小林さんが畑で収穫したカボチャを切ったら現れた「お顔」。キリストのようにも見える(佐竹さん提供)

小林さんが畑で収穫したカボチャを切ったら現れた「お顔」。キリストのようにも見える(佐竹さん提供)

「お顔」と同じ苗で育った「兄弟」カボチャ(大阪府島本町)

「お顔」と同じ苗で育った「兄弟」カボチャ(大阪府島本町)

「これはおじさん?キリストの顔?」

 8月中旬、京都市左京区の佐竹彩子さん(42)が母から届いたLINEを見ると、そんなコメントと写真が添付されていた。佐竹さんが、画面の写真を見て思わず口をついて出たのは…。「怖っ!」

 写真の正体は、母の小林三岐子さん(75)=大阪府島本町=が収穫したカボチャ。小林さんが初めて自分で育てたカボチャはハンドボールくらいの大きさ。調理しようと、意気揚々とまな板の上に置き、包丁でザクっと真二つにしたところ断面を見て、びっくり!何とそこにはお顔‼
「キリストに見えなくもないような…何だっけ?哲学とか説いてくれそうな…」と小林さん。見れば見るほど面白くなり、スマホで写真を撮って娘の彩子さんに送信したという。

 小林さんは今年春から、島本町の貸し農園の一角で、初めての家庭菜園に挑戦。カボチャの他にトマトやナス、ピーマンを植えた。丹精込めて育て、今か今かと食べごろを待ちわび、満を持してカボチャに入刀したところ、「お顔」が現れたのだった。
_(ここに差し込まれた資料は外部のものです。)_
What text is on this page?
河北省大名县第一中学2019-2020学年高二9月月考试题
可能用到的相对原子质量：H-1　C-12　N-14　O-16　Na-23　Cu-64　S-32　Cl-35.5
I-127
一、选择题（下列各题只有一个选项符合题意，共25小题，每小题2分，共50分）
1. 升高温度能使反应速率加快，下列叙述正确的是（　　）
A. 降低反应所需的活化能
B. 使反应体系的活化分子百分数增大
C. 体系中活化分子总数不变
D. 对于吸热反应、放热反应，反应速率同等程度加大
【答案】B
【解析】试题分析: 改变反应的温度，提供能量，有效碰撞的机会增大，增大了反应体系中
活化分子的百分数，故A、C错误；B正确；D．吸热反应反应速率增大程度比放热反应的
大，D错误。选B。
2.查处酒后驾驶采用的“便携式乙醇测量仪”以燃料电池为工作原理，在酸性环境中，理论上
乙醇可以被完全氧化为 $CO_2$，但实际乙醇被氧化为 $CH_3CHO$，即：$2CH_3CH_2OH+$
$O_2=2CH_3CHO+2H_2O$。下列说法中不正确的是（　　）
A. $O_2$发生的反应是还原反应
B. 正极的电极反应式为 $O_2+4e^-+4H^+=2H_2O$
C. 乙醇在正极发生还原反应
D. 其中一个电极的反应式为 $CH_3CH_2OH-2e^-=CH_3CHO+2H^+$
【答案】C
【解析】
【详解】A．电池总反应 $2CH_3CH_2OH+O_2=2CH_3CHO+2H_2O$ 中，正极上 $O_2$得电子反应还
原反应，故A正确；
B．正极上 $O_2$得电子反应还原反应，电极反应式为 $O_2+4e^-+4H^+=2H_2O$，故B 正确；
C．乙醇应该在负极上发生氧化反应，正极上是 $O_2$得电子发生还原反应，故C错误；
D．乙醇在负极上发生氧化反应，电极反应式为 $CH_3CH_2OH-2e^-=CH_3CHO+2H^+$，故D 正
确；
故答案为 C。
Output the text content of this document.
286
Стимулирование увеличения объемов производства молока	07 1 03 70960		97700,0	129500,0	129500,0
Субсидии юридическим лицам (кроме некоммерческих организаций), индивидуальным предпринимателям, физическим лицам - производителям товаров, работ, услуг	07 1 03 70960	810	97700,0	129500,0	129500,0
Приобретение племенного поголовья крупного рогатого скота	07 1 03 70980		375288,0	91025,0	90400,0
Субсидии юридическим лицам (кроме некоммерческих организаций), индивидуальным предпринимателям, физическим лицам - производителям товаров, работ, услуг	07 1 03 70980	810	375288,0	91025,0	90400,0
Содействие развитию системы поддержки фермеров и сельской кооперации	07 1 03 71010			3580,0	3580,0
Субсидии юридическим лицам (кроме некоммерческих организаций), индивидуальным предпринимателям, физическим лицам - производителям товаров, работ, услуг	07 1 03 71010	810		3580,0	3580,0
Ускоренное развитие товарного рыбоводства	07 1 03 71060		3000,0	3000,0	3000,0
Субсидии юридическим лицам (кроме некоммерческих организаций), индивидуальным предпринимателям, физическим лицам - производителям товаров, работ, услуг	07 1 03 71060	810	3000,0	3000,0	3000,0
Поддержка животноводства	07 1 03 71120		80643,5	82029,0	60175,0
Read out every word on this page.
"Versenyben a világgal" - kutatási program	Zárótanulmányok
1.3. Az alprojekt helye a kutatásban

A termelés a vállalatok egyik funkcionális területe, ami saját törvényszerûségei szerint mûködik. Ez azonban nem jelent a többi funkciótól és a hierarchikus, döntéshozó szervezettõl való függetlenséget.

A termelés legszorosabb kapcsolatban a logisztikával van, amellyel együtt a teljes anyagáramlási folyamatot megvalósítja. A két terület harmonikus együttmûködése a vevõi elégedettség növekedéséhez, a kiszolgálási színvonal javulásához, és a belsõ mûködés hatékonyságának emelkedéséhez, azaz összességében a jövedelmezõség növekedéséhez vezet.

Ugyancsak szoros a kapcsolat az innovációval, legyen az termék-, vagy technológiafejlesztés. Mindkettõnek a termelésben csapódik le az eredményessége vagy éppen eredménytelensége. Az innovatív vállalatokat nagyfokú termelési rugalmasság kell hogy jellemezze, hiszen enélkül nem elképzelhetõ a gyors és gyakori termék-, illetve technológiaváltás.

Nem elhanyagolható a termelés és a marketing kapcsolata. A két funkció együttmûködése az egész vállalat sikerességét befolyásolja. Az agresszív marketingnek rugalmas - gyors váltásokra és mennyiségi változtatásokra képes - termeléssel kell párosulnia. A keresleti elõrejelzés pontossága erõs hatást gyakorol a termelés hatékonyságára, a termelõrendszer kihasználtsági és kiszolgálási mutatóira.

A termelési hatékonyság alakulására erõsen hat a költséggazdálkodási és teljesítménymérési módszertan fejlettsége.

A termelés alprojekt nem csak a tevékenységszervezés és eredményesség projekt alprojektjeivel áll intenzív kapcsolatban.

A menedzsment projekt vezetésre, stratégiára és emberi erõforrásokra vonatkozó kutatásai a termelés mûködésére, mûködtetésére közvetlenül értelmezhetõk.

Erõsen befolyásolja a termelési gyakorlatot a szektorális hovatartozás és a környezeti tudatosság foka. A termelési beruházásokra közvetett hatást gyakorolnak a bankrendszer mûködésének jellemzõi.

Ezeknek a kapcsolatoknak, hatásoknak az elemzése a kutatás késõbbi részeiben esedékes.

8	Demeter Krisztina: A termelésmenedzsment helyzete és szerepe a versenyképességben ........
思わず「アーメン」と十字を切りそうになる「御面相」だ。

 ところで「お顔」の行く末や味はどうだったのだろう?「収穫するのが早かったのかしらね。食べると青臭くって…」とちょっと残念そうな小林さん。「お顔」は面影もなく、カボチャペーストとして、自宅の冷凍庫に眠っているそう。後日、ポタージュスープにする予定だ。お年を召していそうな「おじさん」と思いきや、味はまだまだ青臭い「青年」。老け顔だったということで。